My sister’s pressing on this nerve would also have been on my list of confidences, since Richard shares guardianship of Georgiana, and his sense and wisdom with regard to her would have helped me.

But my reserve, almost inborn, would not allow me to confide even in a man so close to me.

Not yet, not while I still thought of Elizabeth with alarming constancy.

Elizabeth! Just when had I begun to think of her in such an intimate way?

Perhaps when she had become a comfortable object in memory, I would no longer think of her as Elizabeth, and I would be able to tell Richard about her and receive his inevitable teasing with calm amusement.

And so, I glossed over my visit to Hertfordshire, entertained him with descriptions of Miss Bingley’s attempts to ensnare me, and gave him the details of our plans for Georgiana’s presentation.

He spoke of the war, of course, and of his brother’s uncanny knack of running through the family fortune at the races.

His own prospects were secure. He had scrimped and saved and had enough for a modest property outside his family’s grasp, so that when he eventually sold out, he could watch the earldom die from a distance.
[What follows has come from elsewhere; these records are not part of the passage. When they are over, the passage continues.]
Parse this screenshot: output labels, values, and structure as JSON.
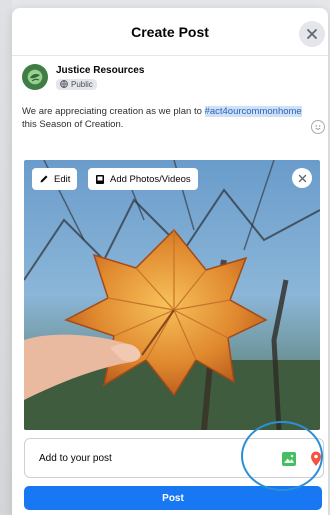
{
  "dialog": {
    "title": "Create Post"
  },
  "author": {
    "name": "Justice Resources",
    "privacy": "Public"
  },
  "caption": {
    "text_before": "We are appreciating creation as we plan to ",
    "hashtag": "#act4ourcommonhome",
    "text_after": " this Season of Creation."
  },
  "media": {
    "edit_label": "Edit",
    "add_media_label": "Add Photos/Videos"
  },
  "add_to_post": {
    "label": "Add to your post"
  },
  "post_button": {
    "label": "Post"
  },
  "colors": {
    "primary": "#1877f2",
    "hashtag_bg": "#cfe1f7",
    "highlight_ring": "#2b8fd6",
    "photo_icon": "#45bd62",
    "location_icon": "#f5533d"
  },
  "icons": [
    "close-icon",
    "globe-icon",
    "emoji-icon",
    "pencil-icon",
    "photo-stack-icon",
    "photo-icon",
    "location-pin-icon"
  ]
}
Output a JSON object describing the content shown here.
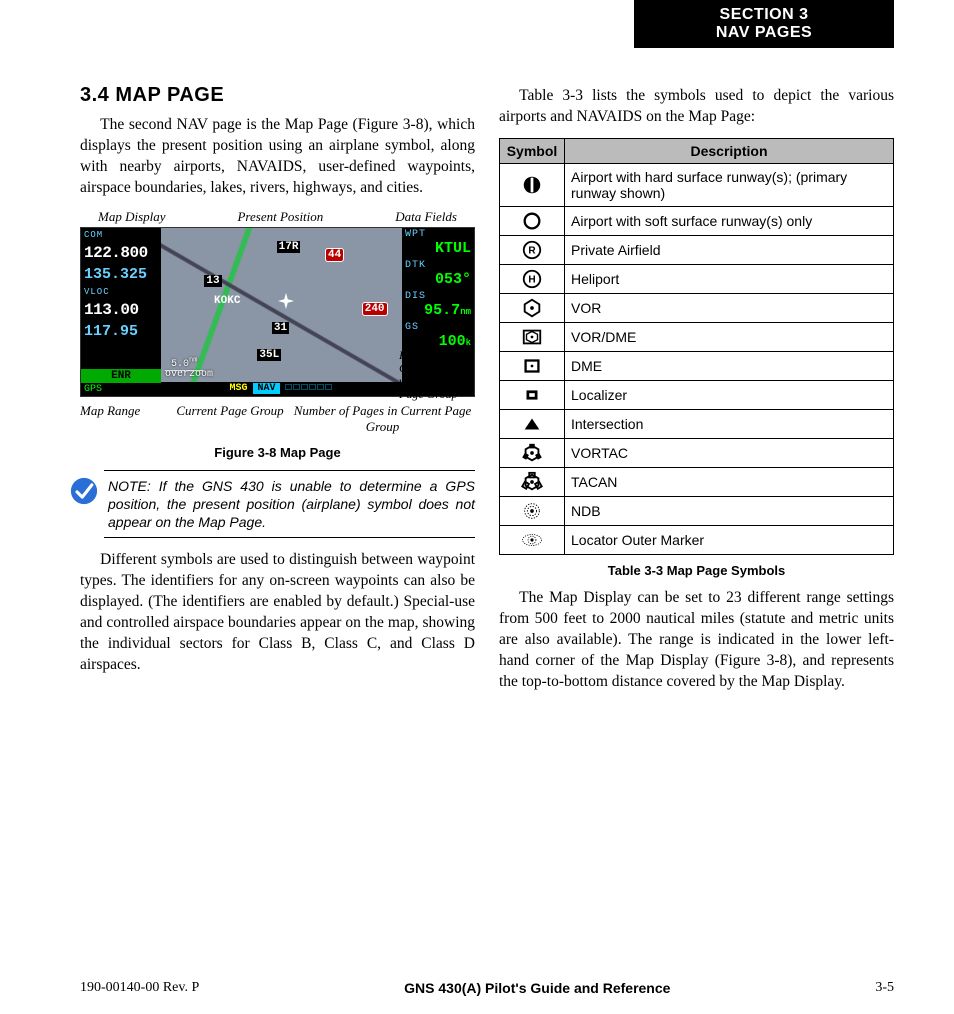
{
  "section_tab": {
    "line1": "SECTION 3",
    "line2": "NAV PAGES"
  },
  "heading": "3.4  MAP PAGE",
  "para1": "The second NAV page is the Map Page (Figure 3-8), which displays the present position using an airplane symbol, along with nearby airports, NAVAIDS, user-defined waypoints, airspace boundaries, lakes, rivers, highways, and cities.",
  "fig": {
    "top_callouts": {
      "c1": "Map Display",
      "c2": "Present Position",
      "c3": "Data Fields"
    },
    "side_callout": "Position of Current Page within Current Page Group",
    "bot_callouts": {
      "c1": "Map Range",
      "c2": "Current Page Group",
      "c3": "Number of Pages in Current Page Group"
    },
    "caption": "Figure 3-8  Map Page",
    "device": {
      "com_label": "COM",
      "com1": "122.800",
      "com2": "135.325",
      "vloc_label": "VLOC",
      "vloc1": "113.00",
      "vloc2": "117.95",
      "enr": "ENR",
      "gps": "GPS",
      "overzoom1": "5.0",
      "overzoom_unit": "nm",
      "overzoom2": "overzoom",
      "map_txt_17R": "17R",
      "map_txt_13": "13",
      "map_txt_KOKC": "KOKC",
      "map_txt_44": "44",
      "map_txt_240": "240",
      "map_txt_31": "31",
      "map_txt_35L": "35L",
      "wpt_label": "WPT",
      "wpt_val": "KTUL",
      "dtk_label": "DTK",
      "dtk_val": "053°",
      "dis_label": "DIS",
      "dis_val": "95.7",
      "dis_unit": "nm",
      "gs_label": "GS",
      "gs_val": "100",
      "gs_unit": "k",
      "msg": "MSG",
      "nav": "NAV",
      "page_boxes": "□□□□□□"
    }
  },
  "note": "NOTE:  If the GNS 430 is unable to determine a GPS position, the present position (airplane) symbol does not appear on the Map Page.",
  "para2": "Different symbols are used to distinguish between waypoint types.  The identifiers for any on-screen waypoints can also be displayed.  (The identifiers are enabled by default.)  Special-use and controlled airspace boundaries appear on the map, showing the individual sectors for Class B, Class C, and Class D airspaces.",
  "para3": "Table 3-3 lists the symbols used to depict the various airports and NAVAIDS on the Map Page:",
  "table": {
    "h1": "Symbol",
    "h2": "Description",
    "rows": [
      "Airport with hard surface runway(s); (primary runway shown)",
      "Airport with soft surface runway(s) only",
      "Private Airfield",
      "Heliport",
      "VOR",
      "VOR/DME",
      "DME",
      "Localizer",
      "Intersection",
      "VORTAC",
      "TACAN",
      "NDB",
      "Locator Outer Marker"
    ],
    "caption": "Table 3-3 Map Page Symbols"
  },
  "para4": "The Map Display can be set to 23 different range settings from 500 feet to 2000 nautical miles (statute and metric units are also available).  The range is indicated in the lower left-hand corner of the Map Display (Figure 3-8), and represents the top-to-bottom distance covered by the Map Display.",
  "footer": {
    "left": "190-00140-00  Rev. P",
    "center": "GNS 430(A) Pilot's Guide and Reference",
    "right": "3-5"
  }
}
“So bad as that?” I asked in alarm.

He shrugged. “There has always been more show than substance, Darcy. Matlock earls have managed to hollow out the fortune from below leaving the crust still glittering. My father had not your father’s sense or determination to do more for his heirs than was done for him.

But ours is not the only family to live on air.

Fifty years from now I wonder what will be left of the peerage. ”

“This is indeed an uplifting conversation, Richard. I hope you are half as charming when we are confined to Lady Catherine’s parlour.”

He laughed. “Do not mistake me, Darcy. I am more hopeful than I have been. Having decided to do for myself, I find the future a comfortable prospect.”

“Where will you settle?”

“I shall look around. Nothing large, mind. Perhaps, like Bingley, I shall find a nice country estate somewhere and grow barley. Or I might find something in horse country. Will you look into it for me? You have an eye for these things.”

“I shall begin the search tomorrow. And if you are smart, you will let me teach you what to do with a plot of ground. Or a string of horses, or a flock of sheep.”

He laughed and sat back with a contented look on his face, a look which struck me as far too content to derive from a modest property.

“Never tell me you are in love, Richard,” I said with a sudden burst of percipience.

“No, no, but I am free to fall into it now that I have decided my own future, and I find myself quite ready to start a family.”